Yeder eyzl hot lib tsu hern vi er aleyn hirzhet.
This wisely dismissive proverb reminds us not to take the musings of others too seriously. Furthermore, the animal choice in this proverb is, as usual, not arbitrary, and implies an important subtext: not only do those doing the musing like to hear themselves opine, but perhaps the value of the rhetoric being brayed—and, by extension, the brayer—needs to be seriously called into question. Why? Because they’re an ass.

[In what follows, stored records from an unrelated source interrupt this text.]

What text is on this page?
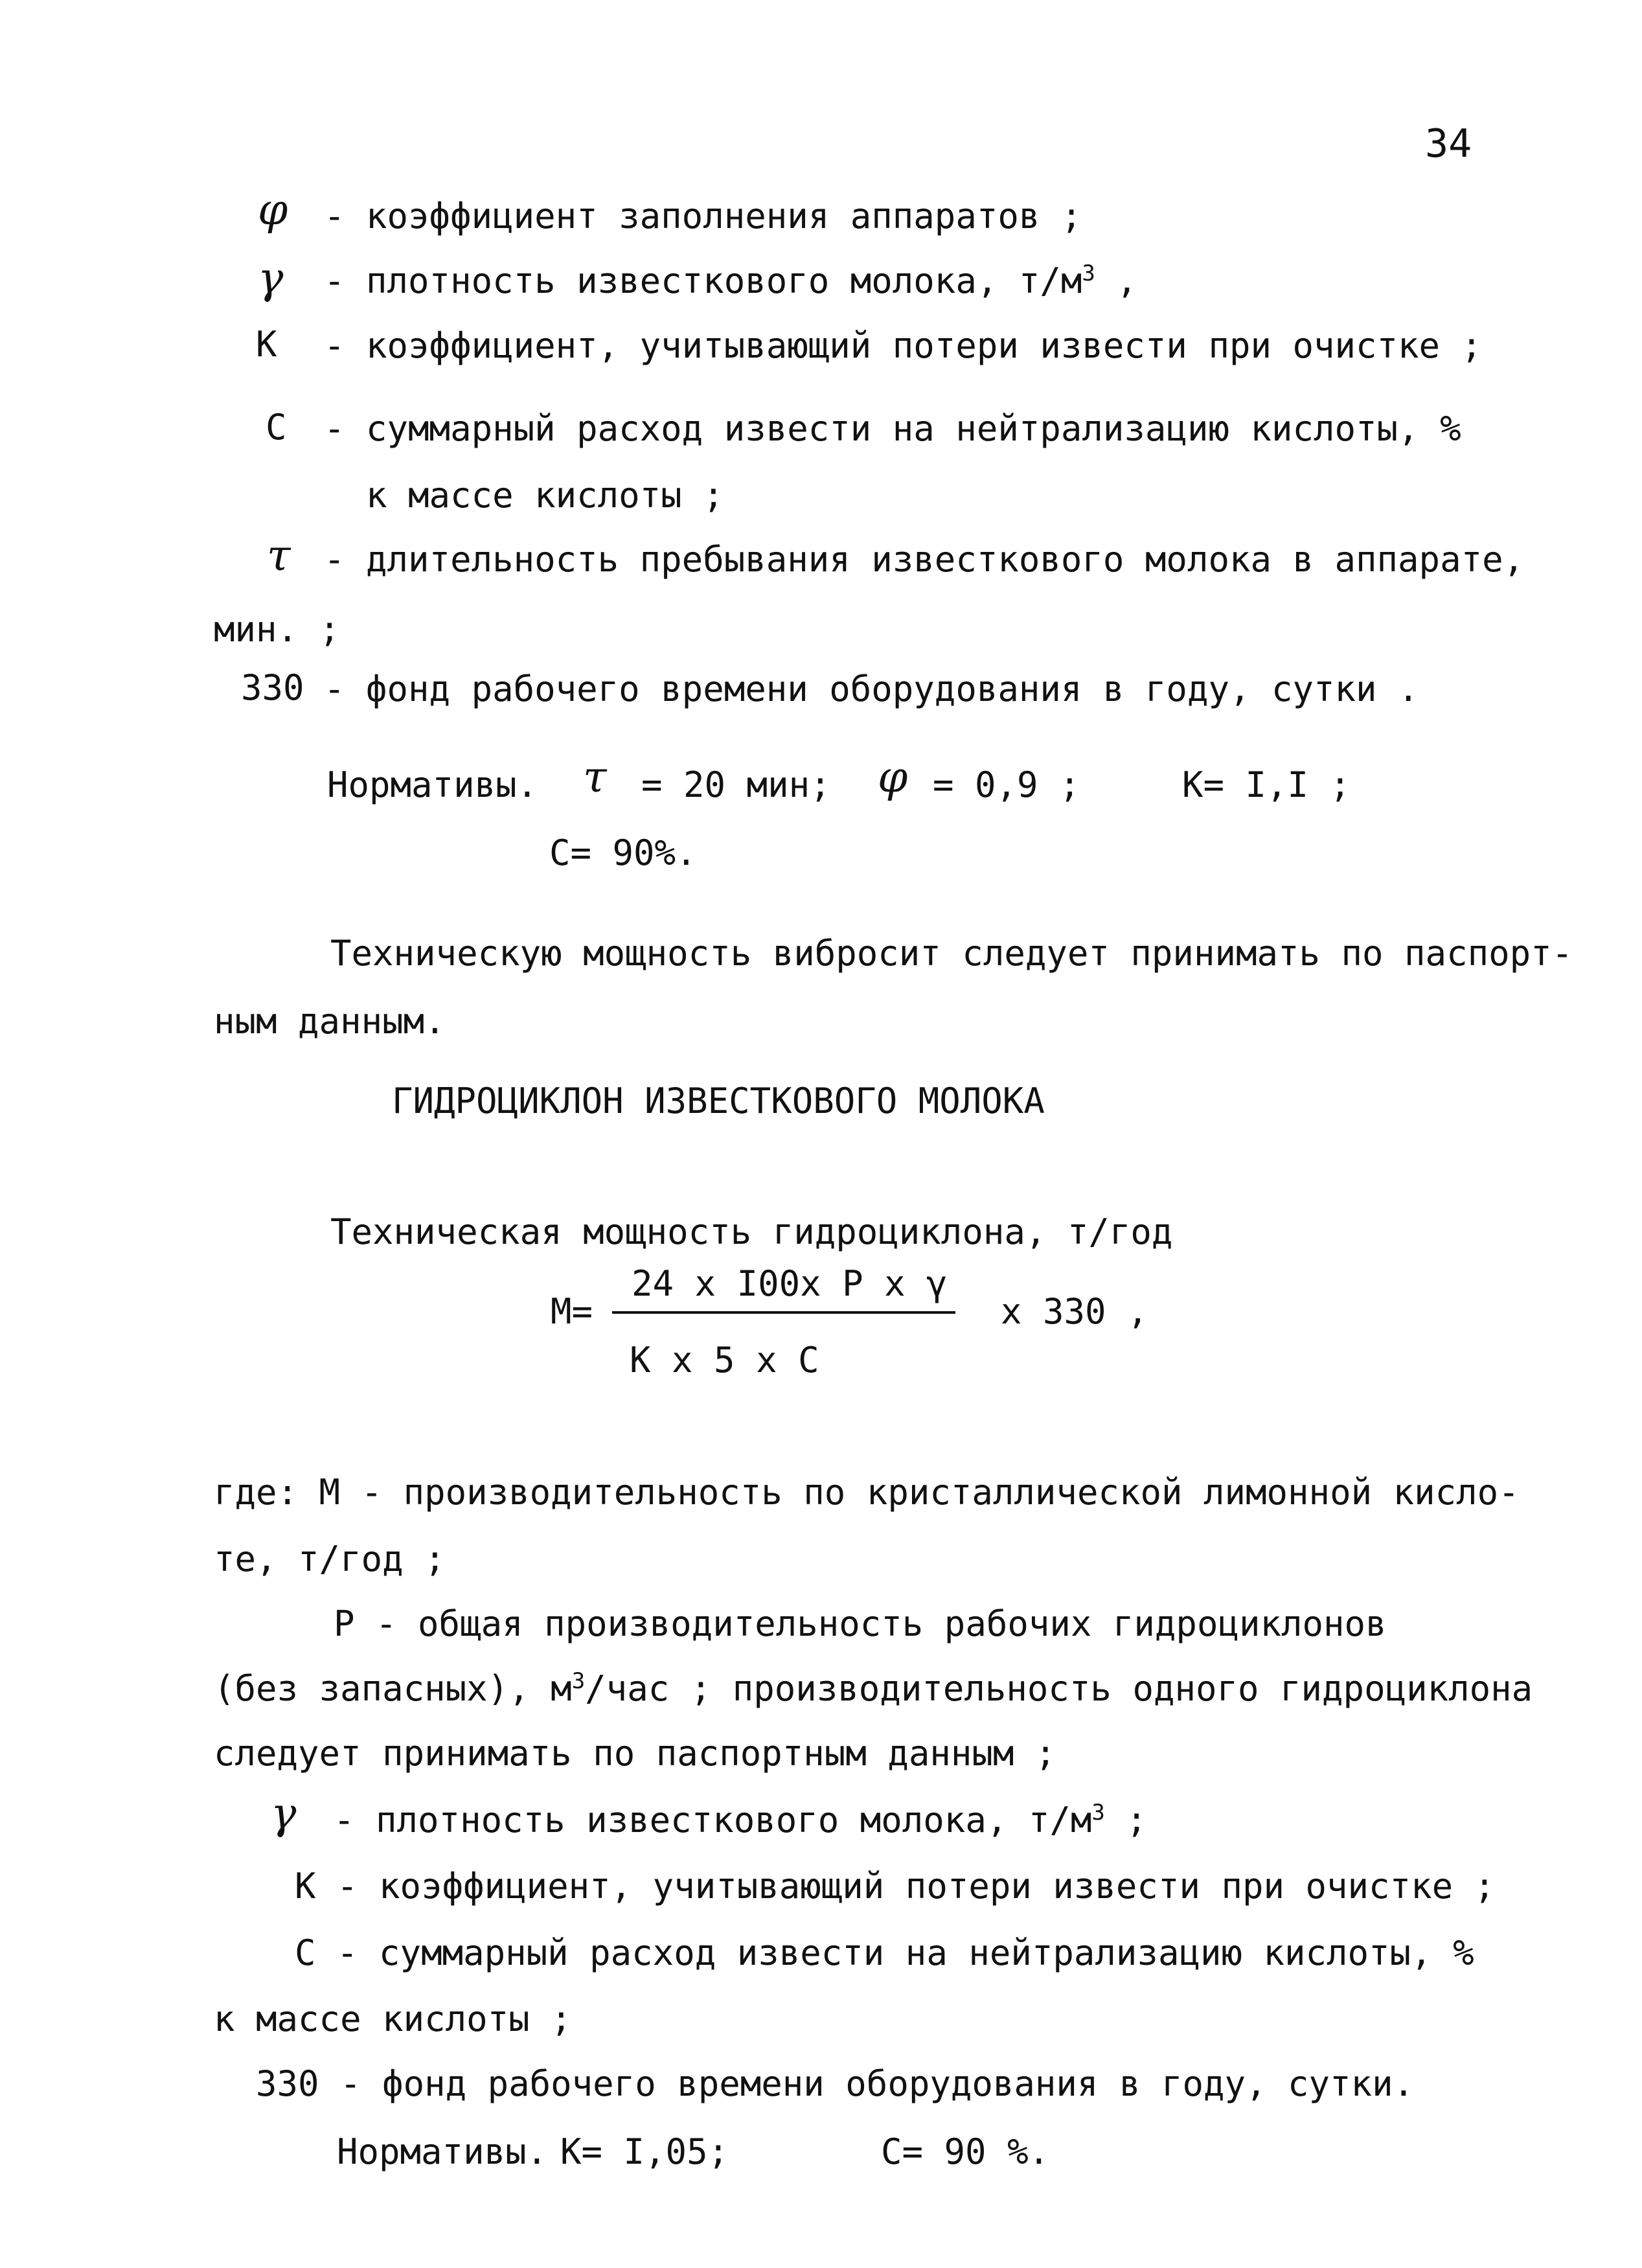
34
φ - коэффициент заполнения аппаратов ;
γ - плотность известкового молока, $т/м^3$ ,
К - коэффициент, учитывающий потери извести при очистке ;
С - суммарный расход извести на нейтрализацию кислоты, %
к массе кислоты ;
τ - длительность пребывания известкового молока в аппарате,
мин. ;
330 - фонд рабочего времени оборудования в году, сутки .
Нормативы. τ = 20 мин; φ = 0,9 ;	К= I,I ;
С= 90%.
Техническую мощность вибросит следует принимать по паспорт-
ным данным.
ГИДРОЦИКЛОН ИЗВЕСТКОВОГО МОЛОКА
Техническая мощность гидроциклона, т/год
М=
24 x I00x P x γ
К x 5 x С
x 330 ,
где: М - производительность по кристаллической лимонной кисло-
те, т/год ;
Р - общая производительность рабочих гидроциклонов
(без запасных), $м^3$/час ; производительность одного гидроциклона
следует принимать по паспортным данным ;
γ - плотность известкового молока, $т/м^3$ ;
К - коэффициент, учитывающий потери извести при очистке ;
С - суммарный расход извести на нейтрализацию кислоты, %
к массе кислоты ;
330 - фонд рабочего времени оборудования в году, сутки.
Нормативы. К= I,05;	С= 90 %.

Adam and his grandfather are playing chess with the evening news droning on in the background. A particularly obnoxious politician appears on the screen and begins asserting views that make young Adam’s naive blood boil. Adam springs to his feet, nearly shattering a bottle of Manischewitz and causing bits of broken glass to be embedded in the carpet fibers, deep, deep in the shag. ...
Adam: “Zeyde! Can you believe what he’s saying? He’s full of it! Where’s the remote? I can’t take another minute of this!”
Grandfather: “Sit! Sit! It’s been your move for ages. G-d willing I’ll live to see the end of this game!”
Adam: “Zeyde, how can you just sit there and listen to this jerk spreading lies?!”
Grandfather: “Oh Adam. Pay no attention, Every ass likes to hear himself bray. Now play already!”